Oakland has always been on the map: While I appreciate the attempt to speak about the glaring class/sex imbalances in the LGBT world, I am saddened that in 2014, this shit got past the editor. Not only is the cover capitalizing on a reference to some seriously painful and transphobic stuff, the article belittles someone's gender in the first damn paragraph! Also, the line "they set up shop in Oakland before it became a place to pay attention to," is classist, racist and erases the history of black, Latina, lesbians/queers/etc. who have always lived in Oakland! How does Oakland become more relevant because a bunch of white lesbians got priced out of S.F. and moved over? Never forget that the first pride was a riot, a wonderful explosion of rage initiated by trans women, women of color in fact. Show some consideration.
Blog Comments of the Week
Good points, bad delivery: People overreact ["Woman Detained for Protesting Fake Headdress at Giants Game," Rachel Swan, the Snitch, 6/24]. Horrible that the woman couldn't have explained her point-of-view in a kind manner.
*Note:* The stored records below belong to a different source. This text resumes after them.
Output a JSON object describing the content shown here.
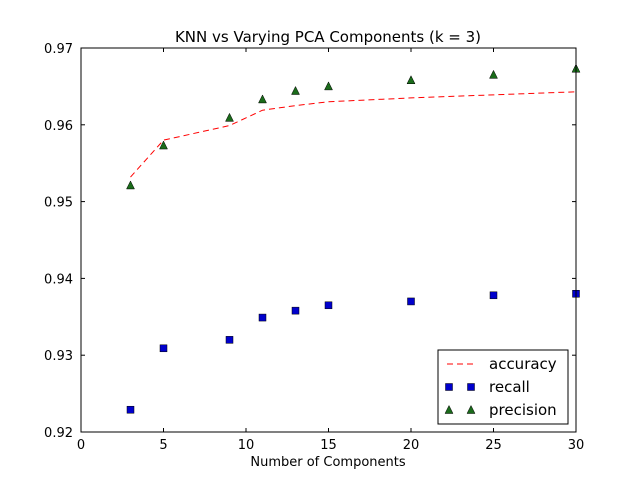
{
  "chart_data": {
    "type": "line",
    "title": "KNN vs Varying PCA Components (k = 3)",
    "xlabel": "Number of Components",
    "ylabel": "",
    "xlim": [
      0,
      30
    ],
    "ylim": [
      0.92,
      0.97
    ],
    "xticks": [
      0,
      5,
      10,
      15,
      20,
      25,
      30
    ],
    "xtick_labels": [
      "0",
      "5",
      "10",
      "15",
      "20",
      "25",
      "30"
    ],
    "yticks": [
      0.92,
      0.93,
      0.94,
      0.95,
      0.96,
      0.97
    ],
    "ytick_labels": [
      "0.92",
      "0.93",
      "0.94",
      "0.95",
      "0.96",
      "0.97"
    ],
    "grid": false,
    "legend_position": "lower-right",
    "x": [
      3,
      5,
      9,
      11,
      13,
      15,
      20,
      25,
      30
    ],
    "series": [
      {
        "name": "accuracy",
        "style": "dashed-line",
        "color": "#ff0000",
        "values": [
          0.9532,
          0.958,
          0.9599,
          0.9619,
          0.9625,
          0.963,
          0.9635,
          0.9639,
          0.9643
        ]
      },
      {
        "name": "recall",
        "style": "square-marker",
        "color": "#0000cc",
        "values": [
          0.9229,
          0.9309,
          0.932,
          0.9349,
          0.9358,
          0.9365,
          0.937,
          0.9378,
          0.938
        ]
      },
      {
        "name": "precision",
        "style": "triangle-marker",
        "color": "#1a6b1a",
        "values": [
          0.9521,
          0.9573,
          0.9609,
          0.9633,
          0.9644,
          0.965,
          0.9658,
          0.9665,
          0.9673
        ]
      }
    ]
  }
}
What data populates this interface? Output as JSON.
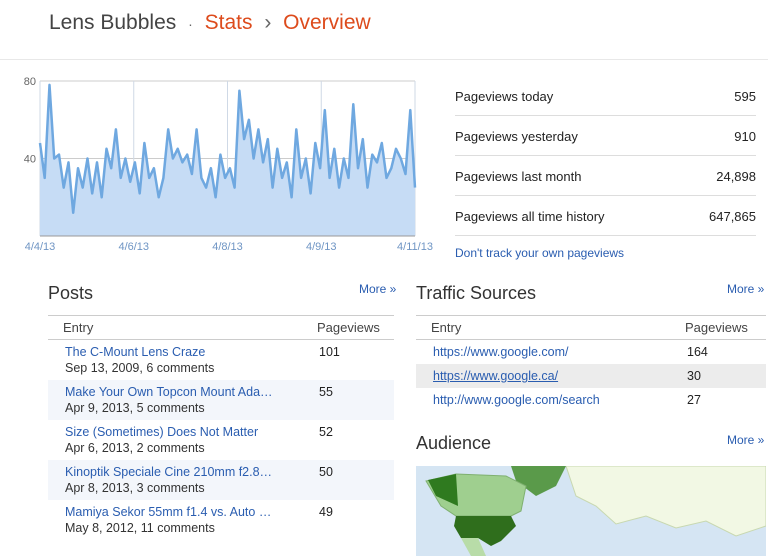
{
  "header": {
    "blog": "Lens Bubbles",
    "dot": "·",
    "section": "Stats",
    "arrow": "›",
    "page": "Overview"
  },
  "chart_data": {
    "type": "line",
    "color": "#6fa8e0",
    "values": [
      48,
      30,
      78,
      40,
      42,
      25,
      38,
      12,
      35,
      25,
      40,
      22,
      38,
      20,
      45,
      35,
      55,
      30,
      40,
      28,
      38,
      22,
      48,
      30,
      35,
      20,
      30,
      55,
      40,
      45,
      38,
      42,
      32,
      55,
      30,
      25,
      35,
      20,
      42,
      30,
      35,
      25,
      75,
      50,
      60,
      40,
      55,
      38,
      50,
      25,
      45,
      30,
      38,
      20,
      55,
      30,
      40,
      22,
      48,
      35,
      65,
      30,
      45,
      25,
      40,
      30,
      68,
      35,
      50,
      25,
      42,
      38,
      48,
      30,
      35,
      45,
      40,
      32,
      65,
      25
    ],
    "ylim": [
      0,
      80
    ],
    "yticks": [
      40,
      80
    ],
    "grid": true,
    "xtick_labels": [
      "4/4/13",
      "4/6/13",
      "4/8/13",
      "4/9/13",
      "4/11/13"
    ]
  },
  "stats": {
    "rows": [
      [
        "Pageviews today",
        "595"
      ],
      [
        "Pageviews yesterday",
        "910"
      ],
      [
        "Pageviews last month",
        "24,898"
      ],
      [
        "Pageviews all time history",
        "647,865"
      ]
    ],
    "link": "Don't track your own pageviews"
  },
  "posts": {
    "title": "Posts",
    "more": "More »",
    "columns": [
      "Entry",
      "Pageviews"
    ],
    "rows": [
      [
        "The C-Mount Lens Craze",
        "Sep 13, 2009, 6 comments",
        101
      ],
      [
        "Make Your Own Topcon Mount Ada…",
        "Apr 9, 2013, 5 comments",
        55
      ],
      [
        "Size (Sometimes) Does Not Matter",
        "Apr 6, 2013, 2 comments",
        52
      ],
      [
        "Kinoptik Speciale Cine 210mm f2.8…",
        "Apr 8, 2013, 3 comments",
        50
      ],
      [
        "Mamiya Sekor 55mm f1.4 vs. Auto …",
        "May 8, 2012, 11 comments",
        49
      ]
    ]
  },
  "traffic": {
    "title": "Traffic Sources",
    "more": "More »",
    "columns": [
      "Entry",
      "Pageviews"
    ],
    "rows": [
      [
        "https://www.google.com/",
        164
      ],
      [
        "https://www.google.ca/",
        30
      ],
      [
        "http://www.google.com/search",
        27
      ]
    ]
  },
  "audience": {
    "title": "Audience",
    "more": "More »"
  }
}
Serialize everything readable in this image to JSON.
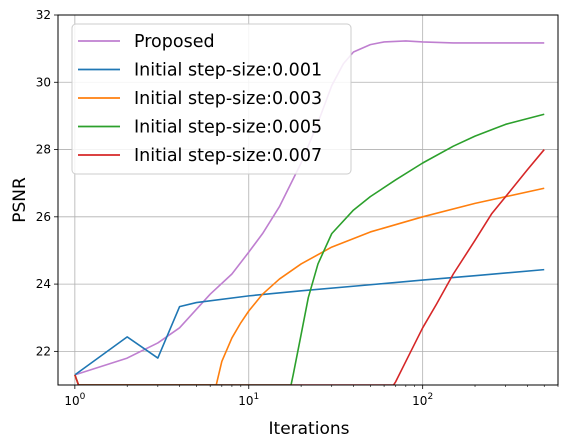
{
  "chart_data": {
    "type": "line",
    "x_scale": "log",
    "xlabel": "Iterations",
    "ylabel": "PSNR",
    "xlim": [
      0.8,
      600
    ],
    "ylim": [
      21,
      32
    ],
    "x_ticks": [
      {
        "value": 1,
        "base": "10",
        "exp": "0"
      },
      {
        "value": 10,
        "base": "10",
        "exp": "1"
      },
      {
        "value": 100,
        "base": "10",
        "exp": "2"
      }
    ],
    "y_ticks": [
      22,
      24,
      26,
      28,
      30,
      32
    ],
    "grid": true,
    "legend_position": "top-left",
    "series": [
      {
        "name": "Proposed",
        "color": "#bf7fd0",
        "points": [
          [
            1,
            21.3
          ],
          [
            2,
            21.8
          ],
          [
            3,
            22.25
          ],
          [
            4,
            22.7
          ],
          [
            5,
            23.25
          ],
          [
            6,
            23.7
          ],
          [
            8,
            24.3
          ],
          [
            10,
            24.95
          ],
          [
            12,
            25.5
          ],
          [
            15,
            26.3
          ],
          [
            20,
            27.6
          ],
          [
            25,
            28.8
          ],
          [
            30,
            29.9
          ],
          [
            35,
            30.55
          ],
          [
            40,
            30.9
          ],
          [
            50,
            31.12
          ],
          [
            60,
            31.2
          ],
          [
            80,
            31.23
          ],
          [
            100,
            31.2
          ],
          [
            150,
            31.17
          ],
          [
            200,
            31.17
          ],
          [
            300,
            31.17
          ],
          [
            500,
            31.17
          ]
        ]
      },
      {
        "name": "Initial step-size:0.001",
        "color": "#1f77b4",
        "points": [
          [
            1,
            21.3
          ],
          [
            2,
            22.43
          ],
          [
            3,
            21.8
          ],
          [
            4,
            23.33
          ],
          [
            5,
            23.45
          ],
          [
            10,
            23.65
          ],
          [
            20,
            23.8
          ],
          [
            50,
            23.98
          ],
          [
            100,
            24.12
          ],
          [
            200,
            24.25
          ],
          [
            500,
            24.43
          ]
        ]
      },
      {
        "name": "Initial step-size:0.003",
        "color": "#ff7f0e",
        "points": [
          [
            1,
            21.3
          ],
          [
            1.05,
            21.0
          ],
          [
            6.5,
            21.0
          ],
          [
            7,
            21.7
          ],
          [
            8,
            22.4
          ],
          [
            9,
            22.85
          ],
          [
            10,
            23.2
          ],
          [
            12,
            23.7
          ],
          [
            15,
            24.15
          ],
          [
            20,
            24.6
          ],
          [
            30,
            25.1
          ],
          [
            50,
            25.55
          ],
          [
            100,
            26.0
          ],
          [
            200,
            26.4
          ],
          [
            500,
            26.85
          ]
        ]
      },
      {
        "name": "Initial step-size:0.005",
        "color": "#2ca02c",
        "points": [
          [
            1,
            21.3
          ],
          [
            1.05,
            21.0
          ],
          [
            17.5,
            21.0
          ],
          [
            18,
            21.3
          ],
          [
            20,
            22.5
          ],
          [
            22,
            23.6
          ],
          [
            25,
            24.6
          ],
          [
            30,
            25.5
          ],
          [
            40,
            26.2
          ],
          [
            50,
            26.6
          ],
          [
            70,
            27.1
          ],
          [
            100,
            27.6
          ],
          [
            150,
            28.1
          ],
          [
            200,
            28.4
          ],
          [
            300,
            28.75
          ],
          [
            500,
            29.05
          ]
        ]
      },
      {
        "name": "Initial step-size:0.007",
        "color": "#d62728",
        "points": [
          [
            1,
            21.3
          ],
          [
            1.05,
            21.0
          ],
          [
            68,
            21.0
          ],
          [
            70,
            21.1
          ],
          [
            80,
            21.7
          ],
          [
            100,
            22.7
          ],
          [
            120,
            23.4
          ],
          [
            150,
            24.3
          ],
          [
            200,
            25.3
          ],
          [
            250,
            26.1
          ],
          [
            300,
            26.6
          ],
          [
            400,
            27.4
          ],
          [
            500,
            28.0
          ]
        ]
      }
    ]
  }
}
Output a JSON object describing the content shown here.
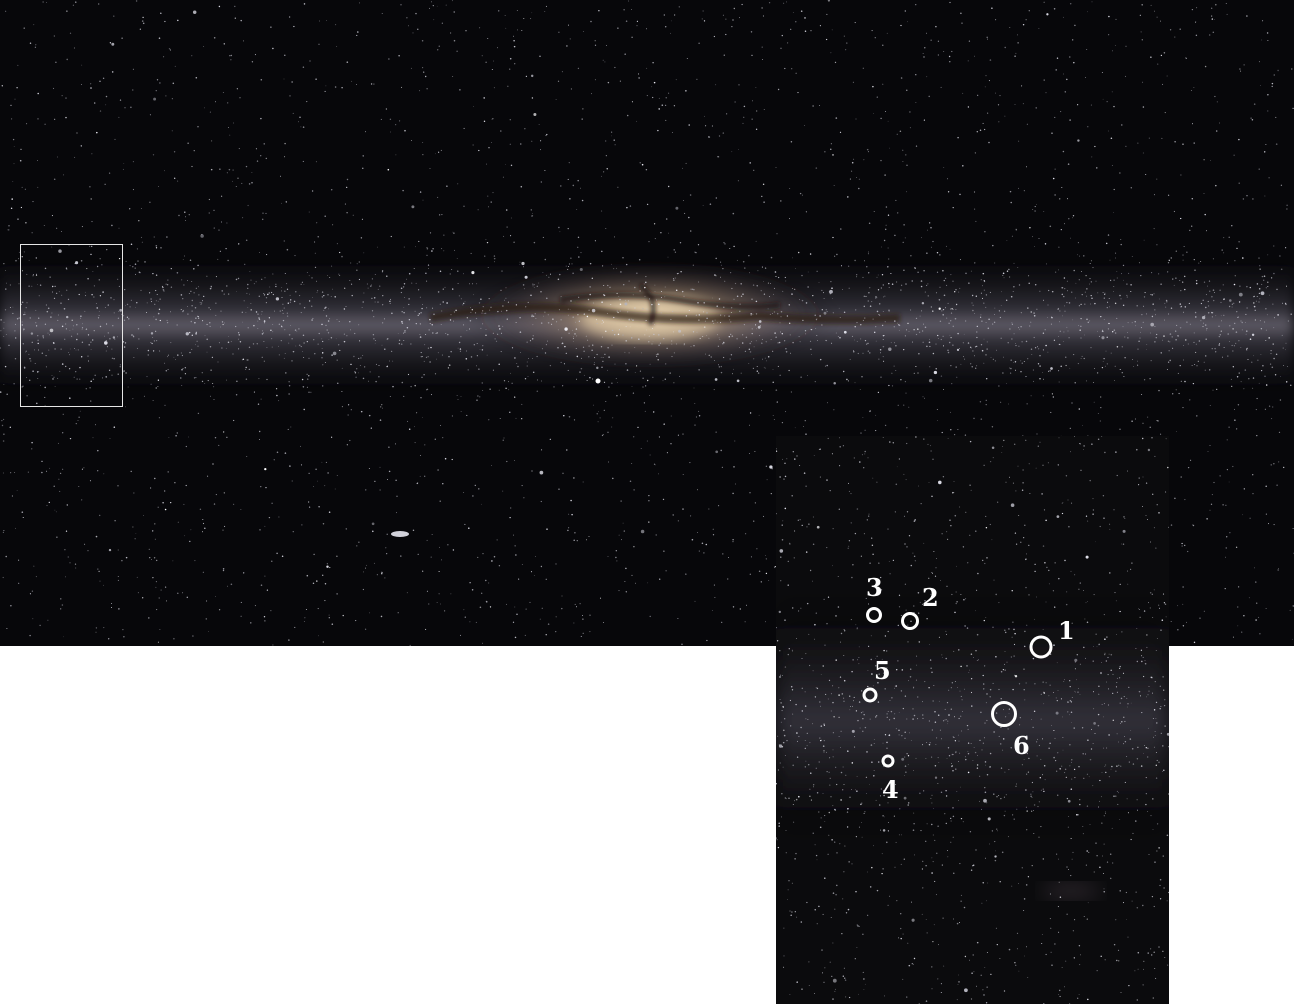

I'm sure the woman didn't mean anything bad.
Another reader applauds the woman who called out the people wearing headdresses: Good job, lady. People need to be called out when they are being inappropriate. Ignorance is no excuse.
Diane von Furstenberg's Google Glass fashion flop: Pretty sure DVF must be secretly a double-agent tasked with further damaging the image of Google Glass ["Diane von Furstenberg Designs New Line of Google Glass," Rachel Swan, the Snitch, 6/23].
In last week's column ["The Most Dangerous Games," Joe Eskenazi, 6/25], professor Philip Porter noted that the 1996 Atlanta Olympic village was gifted to Georgia State University, and had since been demolished. In fact, it still stands. "Significant maintenance is now required," Porter says. But "as this is a private cost, I can't find a reference."